Right. It's historical revisionism and cultural racism. We are taught that immigrants and racialized people are somehow more "conservative," and thereby more patriarchal, homophobic, and transphobic. So much of the way that US imperialism works is by dismissing everyone and everywhere else as regressive or backwards. The truth is that there is homophobia and transphobia everywhere and in each place it takes a unique form. Also, what often gets lost in this declaration is how gender fluidity and queerness were and continue to be celebrated by many indigenous peoples across the world and how colonization institutionalized the gender binary in the first place.
Like 30,000 other people, I loved this Instagram post and am awed by your ability to not only remain fierce in the face of such hatred but to find ways to become empowered by that. I'm sure everyone asks this, and you'd be rich if you could answer: how can I bring more of that attitude into my own life?
Hehe I guess it's the magic that comes from being connected to the creative process. I believe that everyone is an artist it's just that some people are given resources and permission to express their artistry. What art -- and my performance practice in particular -- allows me to do is to process my pain, remove it from my body, confront it, and transform it. My art practice has allowed me to see how the only constant is impermanence: everything is in flux. This helps me believe in the infinite transformation of myself and other people.
Can you tell me a little about Femme in Public versus Strangers Are Potential Friends?

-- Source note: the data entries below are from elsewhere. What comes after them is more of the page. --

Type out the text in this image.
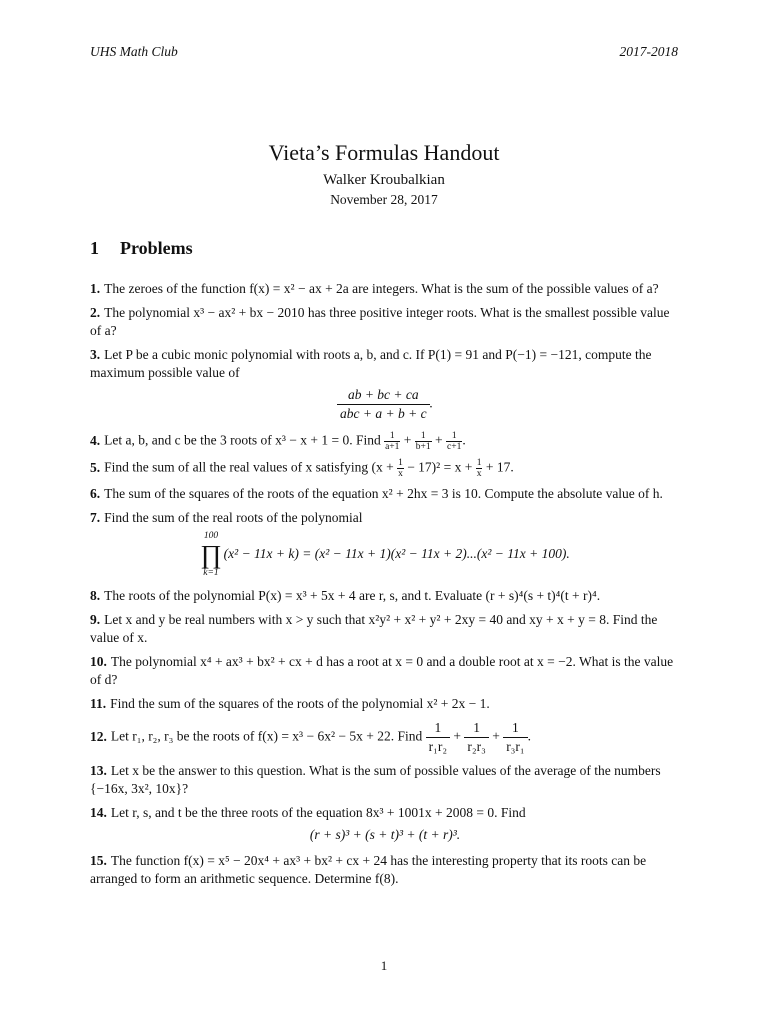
UHS Math Club	2017-2018
Vieta’s Formulas Handout
Walker Kroubalkian
November 28, 2017
1 Problems
1. The zeroes of the function f(x) = x² − ax + 2a are integers. What is the sum of the possible values of a?
2. The polynomial x³ − ax² + bx − 2010 has three positive integer roots. What is the smallest possible value of a?
3. Let P be a cubic monic polynomial with roots a, b, and c. If P(1) = 91 and P(−1) = −121, compute the maximum possible value of
$\frac{ab + bc + ca}{\text{abc + a + b + c}}$ .
4. Let a, b, and c be the 3 roots of x³ − x + 1 = 0. Find $\frac{1}{a+1} + \frac{1}{b+1} + \frac{1}{c+1}$ .
5. Find the sum of all the real values of x satisfying $(x + \frac{1}{x} - 17)^2 = x + \frac{1}{x} + 17$.
6. The sum of the squares of the roots of the equation x² + 2hx = 3 is 10. Compute the absolute value of h.
7. Find the sum of the real roots of the polynomial
100
∏
k=1
(x² − 11x + k) = (x² − 11x + 1)(x² − 11x + 2)...(x² − 11x + 100).
8. The roots of the polynomial P(x) = x³ + 5x + 4 are r, s, and t. Evaluate (r + s)⁴(s + t)⁴(t + r)⁴.
9. Let x and y be real numbers with x > y such that x²y² + x² + y² + 2xy = 40 and xy + x + y = 8. Find the value of x.
10. The polynomial x⁴ + ax³ + bx² + cx + d has a root at x = 0 and a double root at x = −2. What is the value of d?
11. Find the sum of the squares of the roots of the polynomial x² + 2x − 1.
12. Let r₁, r₂, r₃ be the roots of f(x) = x³ − 6x² − 5x + 22. Find $\frac{1}{\text{r₁r₂}} + \frac{1}{\text{r₂r₃}} + \frac{1}{\text{r₃r₁}}$ .
13. Let x be the answer to this question. What is the sum of possible values of the average of the numbers {−16x, 3x², 10x}?
14. Let r, s, and t be the three roots of the equation 8x³ + 1001x + 2008 = 0. Find
(r + s)³ + (s + t)³ + (t + r)³.
15. The function f(x) = x⁵ − 20x⁴ + ax³ + bx² + cx + 24 has the interesting property that its roots can be arranged to form an arithmetic sequence. Determine f(8).
1
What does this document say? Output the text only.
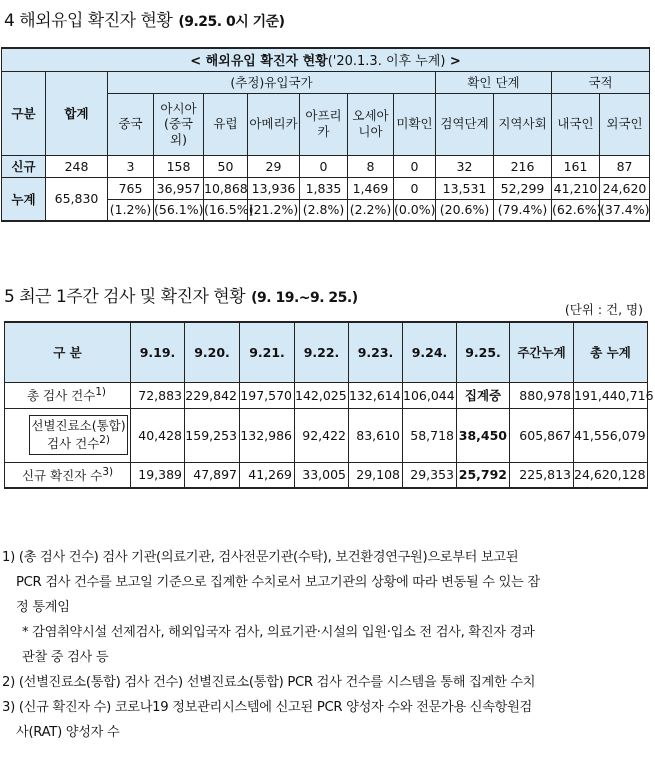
4 해외유입 확진자 현황 (9.25. 0시 기준)
< 해외유입 확진자 현황('20.1.3. 이후 누계) >												
구분	합계	(추정)유입국가							확인 단계		국적	
		중국	아시아(중국 외)	유럽	아메리카	아프리카	오세아니아	미확인	검역단계	지역사회	내국인	외국인
신규	248	3	158	50	29	0	8	0	32	216	161	87
누계	65,830	765	36,957	10,868	13,936	1,835	1,469	0	13,531	52,299	41,210	24,620
		(1.2%)	(56.1%)	(16.5%)	(21.2%)	(2.8%)	(2.2%)	(0.0%)	(20.6%)	(79.4%)	(62.6%)	(37.4%)
5 최근 1주간 검사 및 확진자 현황 (9. 19.~9. 25.)
(단위 : 건, 명)
구 분	9.19.	9.20.	9.21.	9.22.	9.23.	9.24.	9.25.	주간누계	총 누계
총 검사 건수$^{1)}$	72,883	229,842	197,570	142,025	132,614	106,044	집계중	880,978	191,440,716

선별진료소(통합)
검사 건수$^{2)}$	40,428	159,253	132,986	92,422	83,610	58,718	38,450	605,867	41,556,079
신규 확진자 수$^{3)}$	19,389	47,897	41,269	33,005	29,108	29,353	25,792	225,813	24,620,128

1) (총 검사 건수) 검사 기관(의료기관, 검사전문기관(수탁), 보건환경연구원)으로부터 보고된

PCR 검사 건수를 보고일 기준으로 집계한 수치로서 보고기관의 상황에 따라 변동될 수 있는 잠

정 통계임

* 감염취약시설 선제검사, 해외입국자 검사, 의료기관·시설의 입원·입소 전 검사, 확진자 경과

관찰 중 검사 등

2) (선별진료소(통합) 검사 건수) 선별진료소(통합) PCR 검사 건수를 시스템을 통해 집계한 수치

3) (신규 확진자 수) 코로나19 정보관리시스템에 신고된 PCR 양성자 수와 전문가용 신속항원검

사(RAT) 양성자 수
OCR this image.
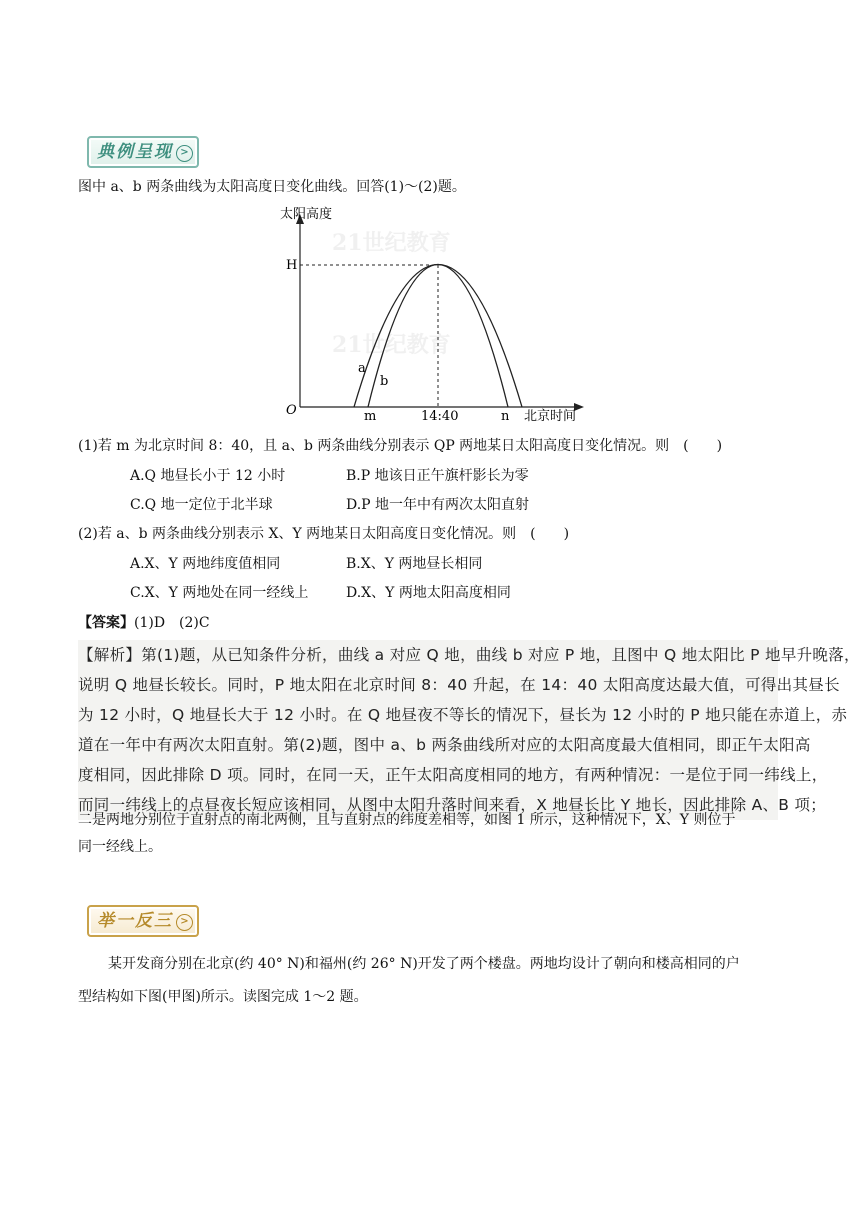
典例呈现 >
图中 a、b 两条曲线为太阳高度日变化曲线。回答(1)～(2)题。
21世纪教育
21世纪教育
太阳高度
H
O
a
b
m	14:40	n 北京时间
(1)若 m 为北京时间 8：40，且 a、b 两条曲线分别表示 QP 两地某日太阳高度日变化情况。则　(　　)
A.Q 地昼长小于 12 小时	B.P 地该日正午旗杆影长为零
C.Q 地一定位于北半球	D.P 地一年中有两次太阳直射
(2)若 a、b 两条曲线分别表示 X、Y 两地某日太阳高度日变化情况。则　(　　)
A.X、Y 两地纬度值相同	B.X、Y 两地昼长相同
C.X、Y 两地处在同一经线上	D.X、Y 两地太阳高度相同
【答案】(1)D　(2)C
【解析】第(1)题，从已知条件分析，曲线 a 对应 Q 地，曲线 b 对应 P 地，且图中 Q 地太阳比 P 地早升晚落，
说明 Q 地昼长较长。同时，P 地太阳在北京时间 8：40 升起，在 14：40 太阳高度达最大值，可得出其昼长
为 12 小时，Q 地昼长大于 12 小时。在 Q 地昼夜不等长的情况下，昼长为 12 小时的 P 地只能在赤道上，赤
道在一年中有两次太阳直射。第(2)题，图中 a、b 两条曲线所对应的太阳高度最大值相同，即正午太阳高
度相同，因此排除 D 项。同时，在同一天，正午太阳高度相同的地方，有两种情况：一是位于同一纬线上，
而同一纬线上的点昼夜长短应该相同，从图中太阳升落时间来看，X 地昼长比 Y 地长，因此排除 A、B 项；
二是两地分别位于直射点的南北两侧，且与直射点的纬度差相等，如图 1 所示，这种情况下，X、Y 则位于
同一经线上。
举一反三 >
某开发商分别在北京(约 40° N)和福州(约 26° N)开发了两个楼盘。两地均设计了朝向和楼高相同的户
型结构如下图(甲图)所示。读图完成 1～2 题。
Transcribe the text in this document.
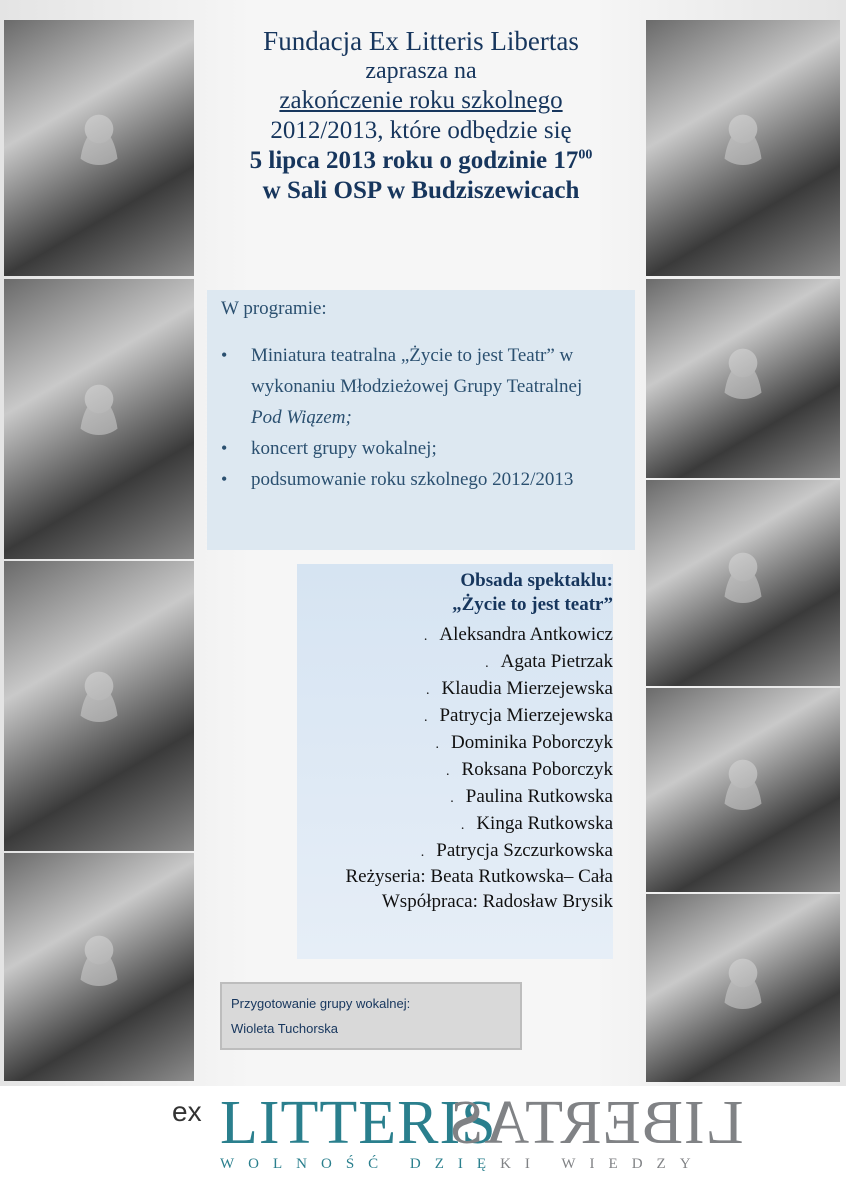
Fundacja Ex Litteris Libertas
zaprasza na
zakończenie roku szkolnego
2012/2013, które odbędzie się
5 lipca 2013 roku o godzinie $17^{00}$
w Sali OSP w Budziszewicach
W programie:
• Miniatura teatralna „Życie to jest Teatr” w wykonaniu Młodzieżowej Grupy Teatralnej Pod Wiązem;
• koncert grupy wokalnej;
• podsumowanie roku szkolnego 2012/2013
Obsada spektaklu:
„Życie to jest teatr”
. Aleksandra Antkowicz
. Agata Pietrzak
. Klaudia Mierzejewska
. Patrycja Mierzejewska
. Dominika Poborczyk
. Roksana Poborczyk
. Paulina Rutkowska
. Kinga Rutkowska
. Patrycja Szczurkowska
Reżyseria: Beata Rutkowska– Cała
Współpraca: Radosław Brysik
Przygotowanie grupy wokalnej:
Wioleta Tuchorska
ex LITTERIS
LIBERTAS
WOLNOŚĆ DZIĘKI WIEDZY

Femme in Public is the solo show I've been touring from the past few years based off of my poetry chapbook Femme in Public. Strangers are Potential Friends is a series of site-specific performance pieces I did for Valentine's Day at the Invisible Dog Art Center in Brooklyn. With those pieces I was trying to creatively challenge loneliness and celebrate alternative forms of intimacy that get neglected with our society's focus on romantic love.
What is the book project you're working on?
I just finished a book on why we should move beyond the gender binary. It comes out next year!